Community Living: What RCOSA is all about.
As Funk and Wagnalls defines it, Community is “a group of people living together or in one locality and subject to the same laws, having common interests, characteristics”.
A group of people living together or in one locality-check. Subject to the same laws-or in RCOSAs’ case, rules and guidelines-check. Having common interests-check. Common characteristics-check. Sounds like “The We” part of the program to me.
That was the goal and still is: To provide recovering people a safe, structured, supportive, and enriching community environment.
Within the community lies accountability that seems to be solid groundwork for the newly recovering person to build their foundation. When a group of people live together and march on toward the same goal together, there is a strength that perhaps other modalities do not offer. To actualize the concept of putting common goals ahead of personal goals is the very substance that is recovery. To get outside of one’s own needs while at the same time sacrificing for the common good is a remarkable achievement-and one that provides for a self-directed plan of sobriety.

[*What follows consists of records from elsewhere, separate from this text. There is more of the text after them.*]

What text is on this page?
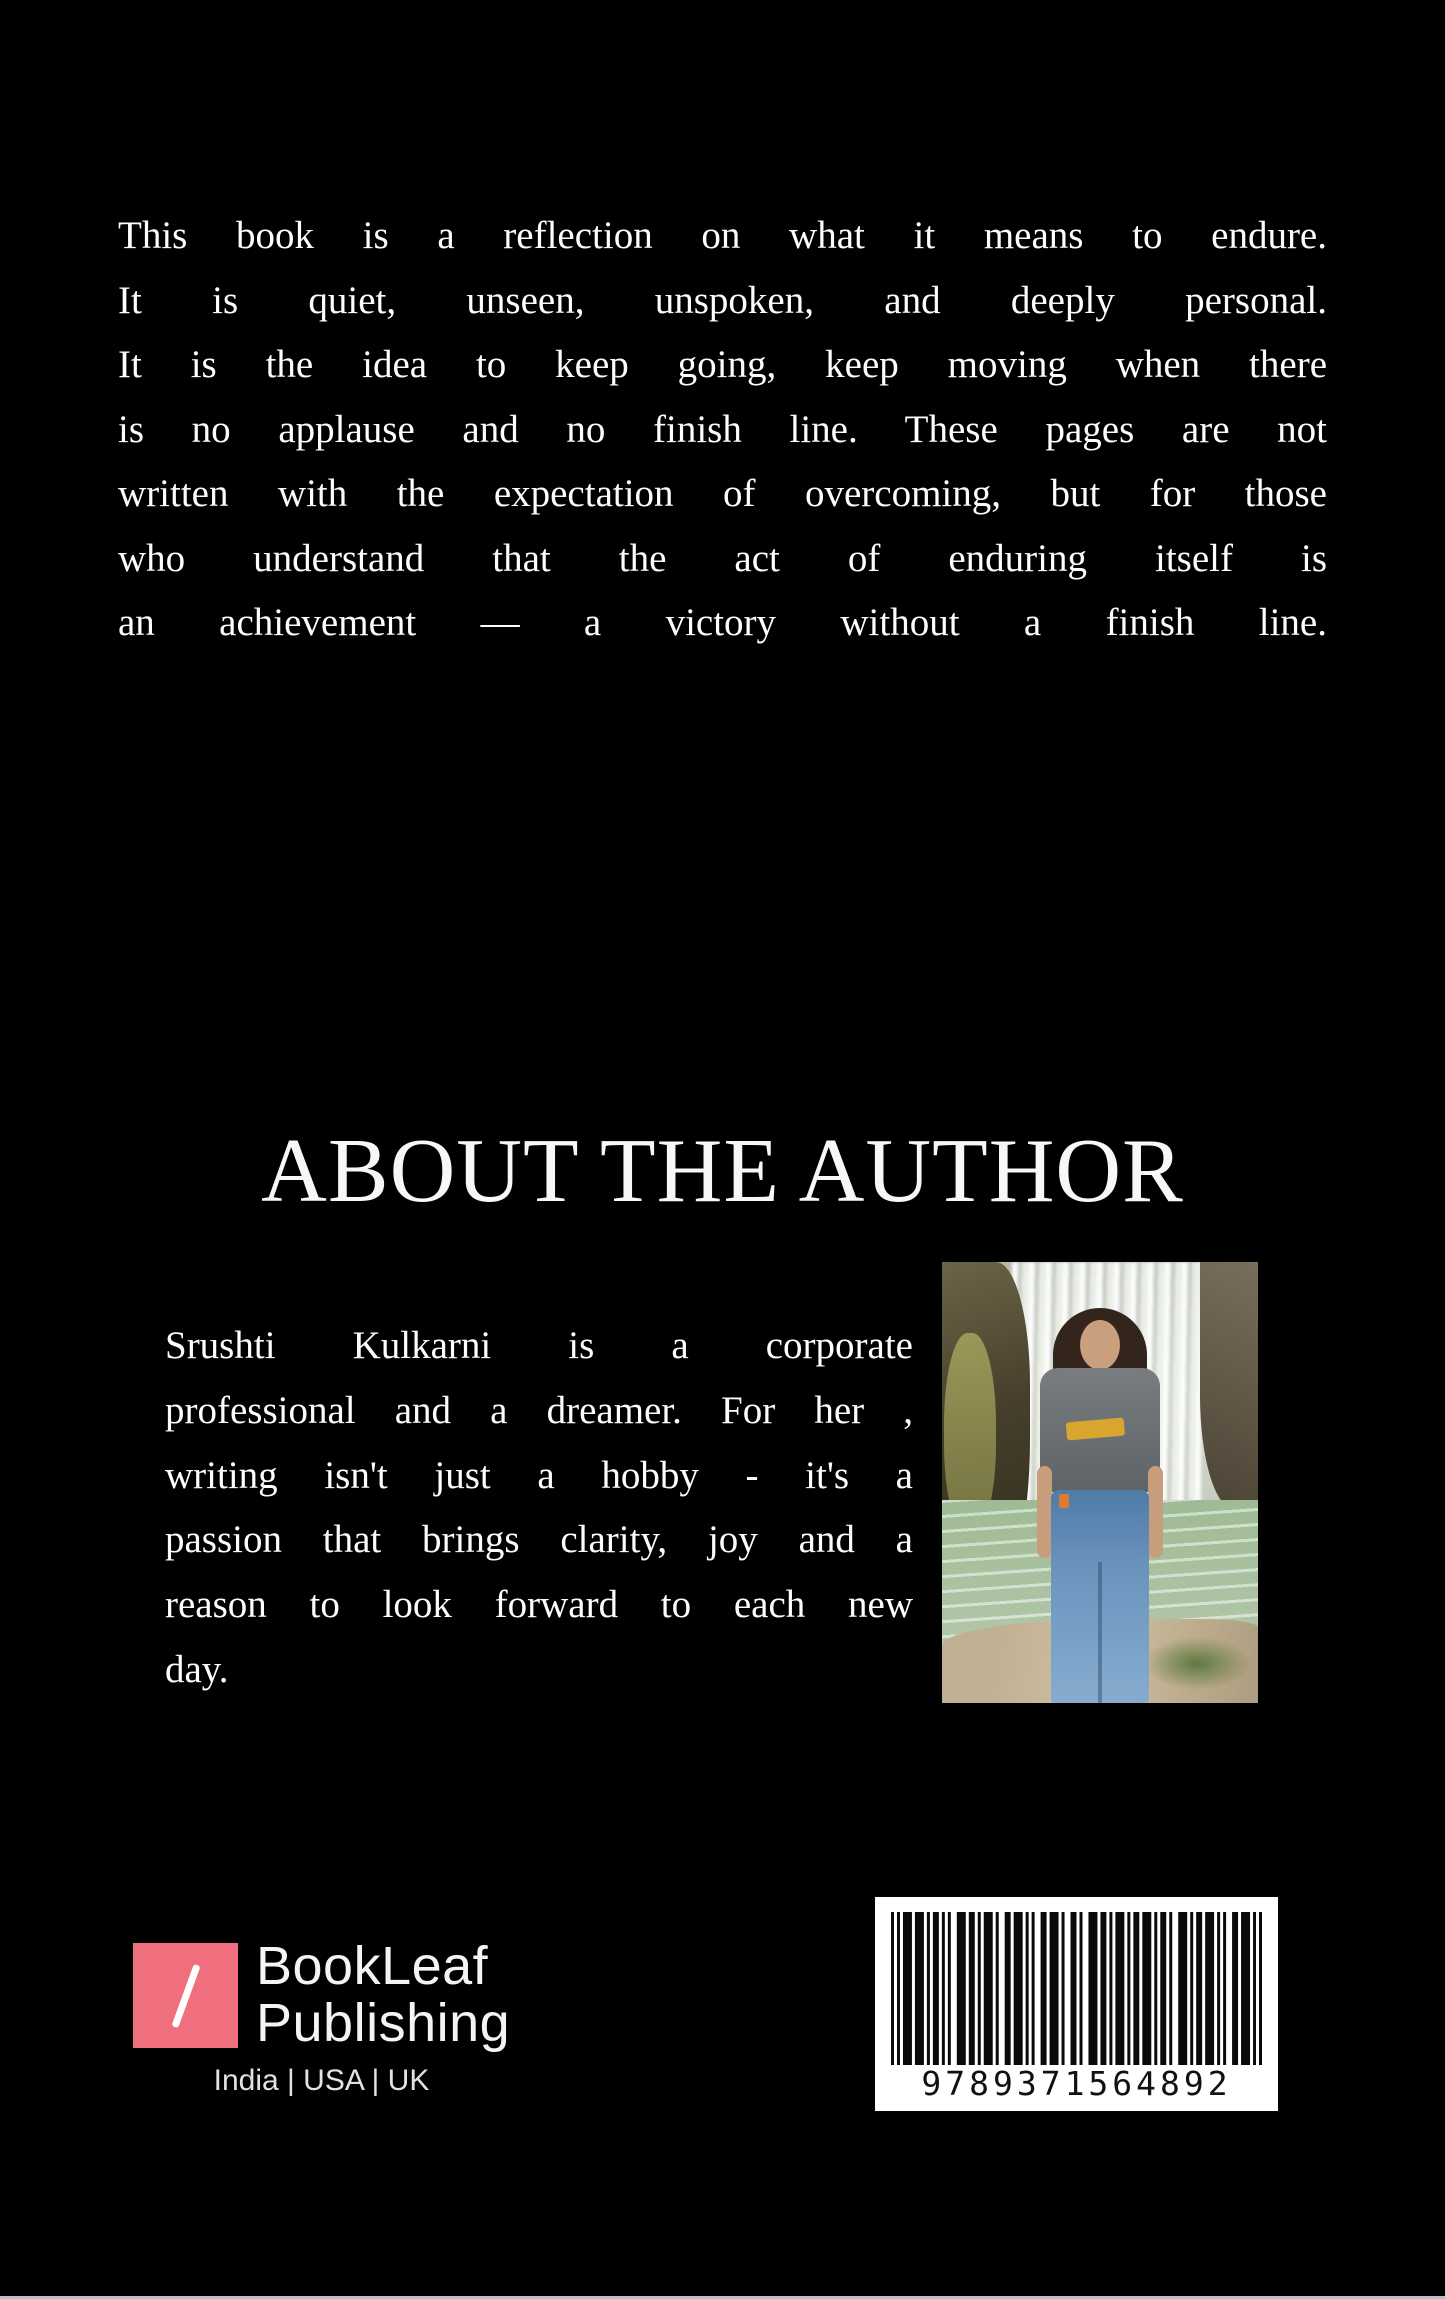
This book is a reflection on what it means to endure.
It is quiet, unseen, unspoken, and deeply personal.
It is the idea to keep going, keep moving when there
is no applause and no finish line. These pages are not
written with the expectation of overcoming, but for those
who understand that the act of enduring itself is
an achievement — a victory without a finish line.
ABOUT THE AUTHOR
Srushti Kulkarni is a corporate
professional and a dreamer. For her ,
writing isn't just a hobby - it's a
passion that brings clarity, joy and a
reason to look forward to each new
day.
BookLeaf
Publishing
India | USA | UK	9789371564892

Many recovering people often allow their egos to direct their path and it will tell a person that they can recover on their own. In many cases, that very same person will relapse, experience increased negative consequences, and then give community living a shot.
I have seen those who dedicate their first six months up to a year of recovery to this type of thinking and living, and are able to learn and implement this new design for living with much better results- stay sober, deal with their feelings much better, and live a happy and purposeful life.